Looking back at what I wrote this morning, I think I could have been clearer and said "g^2=f^2, so either g=f or g=-f". Anyways, let's assume Principal Square Root is defined by -\pi/2 < Arg Sqrt(z) <= \pi/2. Recall that for any two complex numbers s, t, Arg (st) = Arg s + Arg t, and also Arg Sqrt(z) = (Arg z)/2. Now consider the following cases:

Case 1: Im z > 0. Then Im (1+z) > 0, so 0 < Arg (1+z) < \pi, and 0 < Arg Sqrt(1+z) < \pi/2. Also Im (1-z) < 0, so -\pi < Arg (1-z) < 0, and -\pi/2 < Arg Sqrt(1-z) < 0. Thus -\pi/2 < Arg (Sqrt(1-z) Sqrt(1+z)) < pi/2. Since -\pi/2 < Arg f <= \pi/2, g cannot equal -f, so g=f.

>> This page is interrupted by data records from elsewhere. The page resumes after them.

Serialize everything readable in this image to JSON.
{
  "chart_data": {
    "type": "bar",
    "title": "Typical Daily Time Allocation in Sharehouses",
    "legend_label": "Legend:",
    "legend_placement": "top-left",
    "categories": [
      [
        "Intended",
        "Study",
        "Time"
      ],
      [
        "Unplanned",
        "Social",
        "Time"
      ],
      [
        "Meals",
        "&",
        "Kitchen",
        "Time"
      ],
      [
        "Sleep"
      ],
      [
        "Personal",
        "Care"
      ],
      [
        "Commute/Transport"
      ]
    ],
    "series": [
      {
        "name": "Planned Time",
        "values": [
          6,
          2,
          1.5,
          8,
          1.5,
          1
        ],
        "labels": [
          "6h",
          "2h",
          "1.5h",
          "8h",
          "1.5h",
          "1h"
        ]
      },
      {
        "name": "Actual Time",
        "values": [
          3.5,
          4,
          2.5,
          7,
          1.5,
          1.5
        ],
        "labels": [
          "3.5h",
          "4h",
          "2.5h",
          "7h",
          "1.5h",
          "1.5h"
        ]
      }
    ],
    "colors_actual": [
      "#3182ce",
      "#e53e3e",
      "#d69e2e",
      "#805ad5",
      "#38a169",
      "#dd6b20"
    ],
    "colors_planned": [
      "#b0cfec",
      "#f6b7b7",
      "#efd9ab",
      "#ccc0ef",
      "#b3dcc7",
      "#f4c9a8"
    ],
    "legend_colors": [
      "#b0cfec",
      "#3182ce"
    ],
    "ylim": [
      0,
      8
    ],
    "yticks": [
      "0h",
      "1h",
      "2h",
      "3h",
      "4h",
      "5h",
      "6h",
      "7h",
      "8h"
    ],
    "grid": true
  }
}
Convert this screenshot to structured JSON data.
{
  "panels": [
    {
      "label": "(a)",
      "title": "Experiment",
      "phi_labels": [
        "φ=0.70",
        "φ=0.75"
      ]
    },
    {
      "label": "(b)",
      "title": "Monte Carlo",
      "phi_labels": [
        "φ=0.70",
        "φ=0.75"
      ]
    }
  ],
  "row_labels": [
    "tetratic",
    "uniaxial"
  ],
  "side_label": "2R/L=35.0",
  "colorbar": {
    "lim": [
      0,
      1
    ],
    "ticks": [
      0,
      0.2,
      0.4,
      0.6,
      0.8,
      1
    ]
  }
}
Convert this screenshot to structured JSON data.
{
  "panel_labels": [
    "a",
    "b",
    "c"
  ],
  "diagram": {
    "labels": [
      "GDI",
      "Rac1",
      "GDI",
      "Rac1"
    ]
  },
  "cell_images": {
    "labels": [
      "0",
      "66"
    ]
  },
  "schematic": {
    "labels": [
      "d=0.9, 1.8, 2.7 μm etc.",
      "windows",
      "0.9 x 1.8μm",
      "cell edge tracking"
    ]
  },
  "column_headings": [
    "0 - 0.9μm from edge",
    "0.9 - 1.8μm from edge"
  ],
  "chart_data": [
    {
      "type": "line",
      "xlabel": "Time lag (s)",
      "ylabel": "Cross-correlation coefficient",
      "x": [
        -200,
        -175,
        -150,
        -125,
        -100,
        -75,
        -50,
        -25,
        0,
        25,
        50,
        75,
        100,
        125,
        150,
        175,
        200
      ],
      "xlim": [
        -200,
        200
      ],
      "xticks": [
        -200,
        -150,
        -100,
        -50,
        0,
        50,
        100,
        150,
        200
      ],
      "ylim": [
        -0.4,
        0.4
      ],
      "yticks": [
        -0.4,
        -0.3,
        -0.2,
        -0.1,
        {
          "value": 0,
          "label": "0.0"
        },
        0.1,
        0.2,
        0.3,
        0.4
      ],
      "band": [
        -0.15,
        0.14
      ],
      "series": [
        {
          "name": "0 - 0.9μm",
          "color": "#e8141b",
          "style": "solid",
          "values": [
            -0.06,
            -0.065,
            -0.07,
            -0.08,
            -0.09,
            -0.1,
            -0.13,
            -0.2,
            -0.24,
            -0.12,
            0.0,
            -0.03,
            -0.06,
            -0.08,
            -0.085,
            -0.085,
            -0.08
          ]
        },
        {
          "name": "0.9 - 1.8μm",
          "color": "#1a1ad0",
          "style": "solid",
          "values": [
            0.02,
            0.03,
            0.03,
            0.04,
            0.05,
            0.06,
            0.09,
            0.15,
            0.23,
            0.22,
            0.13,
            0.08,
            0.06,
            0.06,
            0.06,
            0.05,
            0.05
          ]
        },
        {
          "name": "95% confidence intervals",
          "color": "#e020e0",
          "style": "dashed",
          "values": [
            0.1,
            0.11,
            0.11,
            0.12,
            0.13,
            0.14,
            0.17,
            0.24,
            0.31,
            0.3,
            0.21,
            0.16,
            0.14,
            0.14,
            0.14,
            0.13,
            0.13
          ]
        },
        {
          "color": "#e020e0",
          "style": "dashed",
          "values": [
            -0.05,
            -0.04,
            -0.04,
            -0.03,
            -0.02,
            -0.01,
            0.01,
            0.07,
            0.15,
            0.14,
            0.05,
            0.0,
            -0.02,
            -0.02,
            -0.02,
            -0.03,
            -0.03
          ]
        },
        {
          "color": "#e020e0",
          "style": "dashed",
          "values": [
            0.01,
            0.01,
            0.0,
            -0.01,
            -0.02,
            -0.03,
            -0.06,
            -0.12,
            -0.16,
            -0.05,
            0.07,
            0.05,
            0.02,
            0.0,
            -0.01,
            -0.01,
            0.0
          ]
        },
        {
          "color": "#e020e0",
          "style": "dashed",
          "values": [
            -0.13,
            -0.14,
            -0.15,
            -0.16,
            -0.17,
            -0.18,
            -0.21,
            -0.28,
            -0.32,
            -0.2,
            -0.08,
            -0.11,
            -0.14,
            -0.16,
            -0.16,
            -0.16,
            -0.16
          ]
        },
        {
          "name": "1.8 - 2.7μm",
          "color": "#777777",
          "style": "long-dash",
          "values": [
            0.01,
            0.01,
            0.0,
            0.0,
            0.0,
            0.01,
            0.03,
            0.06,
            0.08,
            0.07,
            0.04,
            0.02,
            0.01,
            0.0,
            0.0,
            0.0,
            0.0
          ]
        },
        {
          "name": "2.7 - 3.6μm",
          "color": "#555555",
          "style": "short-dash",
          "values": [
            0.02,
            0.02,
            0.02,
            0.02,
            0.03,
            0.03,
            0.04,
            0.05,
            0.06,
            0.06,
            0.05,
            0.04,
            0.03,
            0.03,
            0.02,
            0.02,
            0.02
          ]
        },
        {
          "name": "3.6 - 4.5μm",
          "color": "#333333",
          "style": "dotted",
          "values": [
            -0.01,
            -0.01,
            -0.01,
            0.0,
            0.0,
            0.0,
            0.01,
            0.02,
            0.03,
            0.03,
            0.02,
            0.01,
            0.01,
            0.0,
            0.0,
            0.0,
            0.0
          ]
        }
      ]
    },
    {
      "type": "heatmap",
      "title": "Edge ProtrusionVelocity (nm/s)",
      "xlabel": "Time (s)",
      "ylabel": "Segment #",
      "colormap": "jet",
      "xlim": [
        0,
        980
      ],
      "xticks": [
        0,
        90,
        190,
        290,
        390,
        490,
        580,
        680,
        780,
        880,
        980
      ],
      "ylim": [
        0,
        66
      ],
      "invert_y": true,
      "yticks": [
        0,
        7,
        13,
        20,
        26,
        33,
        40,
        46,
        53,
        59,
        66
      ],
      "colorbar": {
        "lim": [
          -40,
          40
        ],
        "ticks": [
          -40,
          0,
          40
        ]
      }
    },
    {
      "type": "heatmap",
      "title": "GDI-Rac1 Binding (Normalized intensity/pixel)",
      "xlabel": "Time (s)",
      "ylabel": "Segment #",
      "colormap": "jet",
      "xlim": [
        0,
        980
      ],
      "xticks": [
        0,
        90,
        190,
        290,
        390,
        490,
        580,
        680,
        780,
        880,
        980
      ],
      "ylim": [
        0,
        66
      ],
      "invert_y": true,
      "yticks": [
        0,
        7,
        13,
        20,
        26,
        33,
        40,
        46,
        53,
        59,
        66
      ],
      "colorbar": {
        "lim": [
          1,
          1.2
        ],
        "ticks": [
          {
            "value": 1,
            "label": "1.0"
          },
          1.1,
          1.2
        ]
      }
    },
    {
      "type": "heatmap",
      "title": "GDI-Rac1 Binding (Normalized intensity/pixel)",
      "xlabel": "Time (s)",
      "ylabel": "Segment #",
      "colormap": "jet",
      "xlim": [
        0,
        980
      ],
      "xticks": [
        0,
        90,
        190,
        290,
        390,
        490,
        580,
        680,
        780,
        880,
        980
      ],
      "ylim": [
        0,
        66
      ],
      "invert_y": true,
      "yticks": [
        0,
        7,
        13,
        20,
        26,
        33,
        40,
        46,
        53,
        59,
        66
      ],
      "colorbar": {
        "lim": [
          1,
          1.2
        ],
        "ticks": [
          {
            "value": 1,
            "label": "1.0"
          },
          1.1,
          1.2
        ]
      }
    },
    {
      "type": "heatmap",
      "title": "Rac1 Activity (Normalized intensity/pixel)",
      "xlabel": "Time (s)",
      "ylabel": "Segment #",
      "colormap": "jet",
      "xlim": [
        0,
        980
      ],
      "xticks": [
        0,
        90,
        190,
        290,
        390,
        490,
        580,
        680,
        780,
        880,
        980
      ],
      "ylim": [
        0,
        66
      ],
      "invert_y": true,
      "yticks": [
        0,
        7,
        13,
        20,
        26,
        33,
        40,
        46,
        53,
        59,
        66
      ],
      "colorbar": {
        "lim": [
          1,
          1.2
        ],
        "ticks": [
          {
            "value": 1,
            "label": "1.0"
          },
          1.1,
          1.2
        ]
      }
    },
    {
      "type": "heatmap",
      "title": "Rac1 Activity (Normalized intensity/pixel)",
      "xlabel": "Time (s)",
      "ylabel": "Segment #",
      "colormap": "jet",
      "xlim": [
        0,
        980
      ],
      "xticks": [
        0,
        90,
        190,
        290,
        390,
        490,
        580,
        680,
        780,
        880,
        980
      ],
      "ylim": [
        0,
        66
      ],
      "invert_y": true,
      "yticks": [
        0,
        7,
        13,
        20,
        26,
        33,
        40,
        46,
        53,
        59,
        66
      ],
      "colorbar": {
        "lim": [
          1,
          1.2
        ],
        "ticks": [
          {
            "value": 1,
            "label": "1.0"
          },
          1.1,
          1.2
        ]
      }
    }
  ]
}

Case 2: Im z < 0. Similar reasoning shows g=f as well.

Case 3: Im z = 0. Easy to show g=f, since now 1-z and 1+z are guaranteed to be real.

So g=f for all z.

Part (b) is a bit trickier. Note that the above analysis does not give a clear answer, for although 0 < Arg Sqrt(z+1) < \pi/2, we have Im (z-1) > 0, so 0 < Arg Sqrt(z-1) < \pi/2, and hence 0 < Arg (Sqrt(z-1) Sqrt(z+1)) < \pi. So either 0 < Arg G <= \pi/2 (and thus we must have G=F), or \pi/2 < Arg G < \pi, and G must be -F. So we need to do something to further distinguish these two outcomes. I'll only give a hint to the rest, in that it might be difficult to put further bounds on Arg G, and that it might be easier to find other ways to determine if G=F.

I'm not sure how friendly a message board like this is to discussing math problems; formatting and notation can be difficult to convey.

Title: Re: Complex Principal Square Roots
Post by Yournamehere on Sep 5^th, 2002, 10:05am

on 09/04/02 at 22:07:39, Yournamehere wrote:

Note that the above analysis does not give a clear answer, for although 0 < Arg Sqrt(z+1) < \pi/2, we have Im (z-1) > 0, so 0 < Arg Sqrt(z-1) < \pi/2, and hence 0 < Arg (Sqrt(z-1) Sqrt(z+1)) < \pi.

Oops. I should have noted that this refers to "Case 1" only. Case 2 runs into a similar problem, though.